They want to say yes
Before playing music for people, there's a small lie my body tells me: everyone is waiting for the wrong note.
The room gets quiet, and it feels judgmental because there's nothing to hide your mistakes behind, especially with solo classical piano. But most of the time the audience isn't hoping anything falls apart. They want things to be good or for the room to change a little.
That same misunderstanding shows up everywhere. On a date, it's easy to read a pause as failure, when the other person may just be nervous too. Meeting someone new, a slow start can feel like proof that you're boring, when really both people are trying to find the first real thread. In an interview, the person across from you isn't dreaming of another mediocre candidate. They want the open role to stop being open.
The other side has something at stake too. Usually not as much as you do, or at least not in the same way, but enough to affect their perspective. The date wants chemistry. The audience wants to want an encore. The reader wants the essay to be worth finishing, not saved as a future bookmark to forget about. The person you just met wants the conversation to become easy.

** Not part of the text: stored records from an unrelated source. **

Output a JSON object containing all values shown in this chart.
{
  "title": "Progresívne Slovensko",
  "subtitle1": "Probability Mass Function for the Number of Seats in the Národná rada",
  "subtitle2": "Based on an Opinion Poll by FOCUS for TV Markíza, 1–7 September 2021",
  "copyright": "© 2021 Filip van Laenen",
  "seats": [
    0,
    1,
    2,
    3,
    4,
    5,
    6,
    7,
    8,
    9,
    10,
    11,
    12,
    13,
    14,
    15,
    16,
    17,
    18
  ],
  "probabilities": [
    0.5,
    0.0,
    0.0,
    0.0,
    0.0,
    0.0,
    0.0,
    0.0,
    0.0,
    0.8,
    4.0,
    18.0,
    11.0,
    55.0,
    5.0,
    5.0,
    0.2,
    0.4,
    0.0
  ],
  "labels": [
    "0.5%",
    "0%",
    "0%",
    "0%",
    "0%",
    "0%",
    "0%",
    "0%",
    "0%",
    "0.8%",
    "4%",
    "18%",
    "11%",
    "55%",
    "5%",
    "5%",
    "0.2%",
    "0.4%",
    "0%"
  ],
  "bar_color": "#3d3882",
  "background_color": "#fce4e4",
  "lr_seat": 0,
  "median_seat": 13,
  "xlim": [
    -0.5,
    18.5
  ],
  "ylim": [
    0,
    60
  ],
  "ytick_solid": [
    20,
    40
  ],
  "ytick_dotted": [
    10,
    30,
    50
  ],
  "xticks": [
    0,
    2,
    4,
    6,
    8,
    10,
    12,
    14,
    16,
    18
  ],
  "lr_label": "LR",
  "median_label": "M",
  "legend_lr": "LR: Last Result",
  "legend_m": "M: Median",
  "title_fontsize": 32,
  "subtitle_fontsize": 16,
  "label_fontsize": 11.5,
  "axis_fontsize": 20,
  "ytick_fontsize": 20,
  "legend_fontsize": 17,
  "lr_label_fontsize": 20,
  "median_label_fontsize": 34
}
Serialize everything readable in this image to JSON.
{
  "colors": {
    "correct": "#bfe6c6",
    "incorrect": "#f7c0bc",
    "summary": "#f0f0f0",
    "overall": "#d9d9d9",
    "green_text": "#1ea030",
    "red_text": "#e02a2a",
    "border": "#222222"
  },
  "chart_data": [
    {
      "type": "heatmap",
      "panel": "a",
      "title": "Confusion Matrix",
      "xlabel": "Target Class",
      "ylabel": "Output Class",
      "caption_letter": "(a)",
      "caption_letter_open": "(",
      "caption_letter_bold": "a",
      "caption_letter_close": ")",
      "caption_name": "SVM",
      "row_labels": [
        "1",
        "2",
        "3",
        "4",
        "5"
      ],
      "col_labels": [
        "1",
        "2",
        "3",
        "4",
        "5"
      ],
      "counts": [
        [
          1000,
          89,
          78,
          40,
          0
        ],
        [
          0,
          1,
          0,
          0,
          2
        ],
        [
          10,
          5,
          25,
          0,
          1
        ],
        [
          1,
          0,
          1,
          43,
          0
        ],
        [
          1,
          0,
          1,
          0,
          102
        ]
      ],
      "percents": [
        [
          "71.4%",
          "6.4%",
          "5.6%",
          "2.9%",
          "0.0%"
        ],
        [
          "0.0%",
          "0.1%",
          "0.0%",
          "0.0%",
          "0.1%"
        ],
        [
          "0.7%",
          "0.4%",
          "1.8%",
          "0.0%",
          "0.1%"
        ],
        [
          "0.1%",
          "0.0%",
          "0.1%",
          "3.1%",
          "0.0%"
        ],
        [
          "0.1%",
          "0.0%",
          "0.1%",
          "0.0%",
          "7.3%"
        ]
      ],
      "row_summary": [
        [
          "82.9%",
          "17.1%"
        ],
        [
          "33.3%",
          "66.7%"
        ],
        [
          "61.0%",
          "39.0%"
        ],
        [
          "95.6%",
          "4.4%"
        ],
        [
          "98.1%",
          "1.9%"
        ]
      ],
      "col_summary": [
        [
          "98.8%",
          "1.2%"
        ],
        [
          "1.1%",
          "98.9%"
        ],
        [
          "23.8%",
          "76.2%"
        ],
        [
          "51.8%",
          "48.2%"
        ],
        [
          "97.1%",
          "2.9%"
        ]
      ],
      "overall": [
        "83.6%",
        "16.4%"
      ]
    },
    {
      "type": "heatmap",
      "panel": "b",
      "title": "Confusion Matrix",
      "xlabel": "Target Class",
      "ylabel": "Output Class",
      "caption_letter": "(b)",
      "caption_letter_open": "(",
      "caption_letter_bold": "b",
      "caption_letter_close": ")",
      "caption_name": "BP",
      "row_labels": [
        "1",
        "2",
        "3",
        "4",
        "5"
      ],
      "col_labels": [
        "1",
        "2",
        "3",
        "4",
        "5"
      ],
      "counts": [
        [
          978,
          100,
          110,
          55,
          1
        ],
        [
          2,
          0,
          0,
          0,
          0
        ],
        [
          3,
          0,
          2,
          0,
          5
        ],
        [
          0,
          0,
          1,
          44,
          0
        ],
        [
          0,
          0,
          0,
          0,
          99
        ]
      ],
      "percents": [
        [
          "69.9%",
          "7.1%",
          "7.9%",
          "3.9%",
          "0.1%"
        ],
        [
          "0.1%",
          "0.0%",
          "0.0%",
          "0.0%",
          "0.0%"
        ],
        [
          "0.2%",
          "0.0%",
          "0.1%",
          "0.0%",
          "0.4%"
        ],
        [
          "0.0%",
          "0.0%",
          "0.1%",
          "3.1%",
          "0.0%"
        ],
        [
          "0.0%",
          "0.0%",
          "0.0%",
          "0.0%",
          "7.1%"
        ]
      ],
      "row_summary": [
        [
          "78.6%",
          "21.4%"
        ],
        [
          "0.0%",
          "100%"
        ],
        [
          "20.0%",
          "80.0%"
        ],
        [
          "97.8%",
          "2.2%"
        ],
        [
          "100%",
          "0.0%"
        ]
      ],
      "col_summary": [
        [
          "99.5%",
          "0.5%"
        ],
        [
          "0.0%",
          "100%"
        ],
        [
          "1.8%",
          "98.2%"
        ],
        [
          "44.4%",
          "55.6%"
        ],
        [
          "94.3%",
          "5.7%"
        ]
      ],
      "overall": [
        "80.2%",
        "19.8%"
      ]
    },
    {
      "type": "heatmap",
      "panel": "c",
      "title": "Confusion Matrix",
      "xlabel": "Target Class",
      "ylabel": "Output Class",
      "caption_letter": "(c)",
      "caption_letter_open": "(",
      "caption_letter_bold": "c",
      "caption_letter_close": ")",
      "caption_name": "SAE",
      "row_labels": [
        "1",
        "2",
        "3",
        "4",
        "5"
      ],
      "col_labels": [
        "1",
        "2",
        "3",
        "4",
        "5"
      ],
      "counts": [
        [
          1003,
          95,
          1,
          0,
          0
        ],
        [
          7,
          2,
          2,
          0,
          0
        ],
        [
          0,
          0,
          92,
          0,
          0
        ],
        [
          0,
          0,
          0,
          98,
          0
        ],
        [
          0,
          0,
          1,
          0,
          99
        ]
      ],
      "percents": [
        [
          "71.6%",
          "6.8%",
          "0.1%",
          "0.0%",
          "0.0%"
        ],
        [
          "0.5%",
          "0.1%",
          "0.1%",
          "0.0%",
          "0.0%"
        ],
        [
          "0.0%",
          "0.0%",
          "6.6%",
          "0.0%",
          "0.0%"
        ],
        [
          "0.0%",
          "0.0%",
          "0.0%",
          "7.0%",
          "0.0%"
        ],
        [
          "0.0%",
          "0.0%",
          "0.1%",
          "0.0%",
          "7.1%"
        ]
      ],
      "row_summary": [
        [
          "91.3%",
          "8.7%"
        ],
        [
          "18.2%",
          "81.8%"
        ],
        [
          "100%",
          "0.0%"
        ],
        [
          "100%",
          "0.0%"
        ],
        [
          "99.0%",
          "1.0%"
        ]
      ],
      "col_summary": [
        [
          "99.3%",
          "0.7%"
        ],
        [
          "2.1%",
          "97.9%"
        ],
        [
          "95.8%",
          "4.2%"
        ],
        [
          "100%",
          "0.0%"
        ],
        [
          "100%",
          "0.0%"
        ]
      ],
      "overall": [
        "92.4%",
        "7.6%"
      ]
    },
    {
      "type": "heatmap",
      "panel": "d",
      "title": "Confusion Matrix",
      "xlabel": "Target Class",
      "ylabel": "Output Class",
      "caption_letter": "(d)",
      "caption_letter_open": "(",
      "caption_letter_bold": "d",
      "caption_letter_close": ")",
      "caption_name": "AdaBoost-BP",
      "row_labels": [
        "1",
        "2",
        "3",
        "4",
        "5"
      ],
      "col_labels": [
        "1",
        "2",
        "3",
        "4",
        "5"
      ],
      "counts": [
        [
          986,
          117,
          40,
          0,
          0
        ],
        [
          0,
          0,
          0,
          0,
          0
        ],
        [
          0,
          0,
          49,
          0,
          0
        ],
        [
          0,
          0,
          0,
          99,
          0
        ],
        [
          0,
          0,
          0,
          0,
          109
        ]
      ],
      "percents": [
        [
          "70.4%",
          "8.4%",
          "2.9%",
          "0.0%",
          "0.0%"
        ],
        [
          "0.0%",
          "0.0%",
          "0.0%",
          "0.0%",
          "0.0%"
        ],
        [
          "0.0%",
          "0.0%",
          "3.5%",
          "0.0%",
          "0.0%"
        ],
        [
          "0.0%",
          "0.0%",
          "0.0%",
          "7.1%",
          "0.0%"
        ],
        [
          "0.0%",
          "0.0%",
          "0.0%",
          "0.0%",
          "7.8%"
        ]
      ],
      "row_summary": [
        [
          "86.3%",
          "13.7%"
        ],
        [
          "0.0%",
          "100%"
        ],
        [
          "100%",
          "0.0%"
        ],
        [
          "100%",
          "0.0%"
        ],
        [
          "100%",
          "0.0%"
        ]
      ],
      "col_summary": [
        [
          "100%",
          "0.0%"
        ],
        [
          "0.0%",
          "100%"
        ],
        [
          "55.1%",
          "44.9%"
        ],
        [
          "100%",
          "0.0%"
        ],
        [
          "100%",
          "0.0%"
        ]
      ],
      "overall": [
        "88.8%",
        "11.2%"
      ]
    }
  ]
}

Nobody announces this. A crowd doesn't look up at the stage and say, "We're ready to be moved." A person across the table doesn't say, "I'm hoping this goes well." They just sit there, unreadable and easy to misunderstand, while you project your own insecurities onto the blank space.
I had been thinking about this for a while, and I've seen the same idea in different contexts, like Marc Andreessen's tweet that every founder conversation starts with the investor hoping desperately that the founder knocks their socks off.
Even with hopeful expectations from the other side, it doesn't make the room easy to win over. People still hear the wrong notes. A first date conversation can get stale. An investor can still pass, but sometimes they don't. If you think the room is against you, you start trying not to get hit. You sand off the strange parts and answer like a defendant. You play the song like the only goal is to avoid embarrassment and finish without mistakes. You become so busy managing the impression that there's nothing left behind it.
People say others are looking for reasons to say no. Sometimes they are. No protects time, money, attention, and energy. But what people are really looking for is clarity of thought to unabashedly say yes.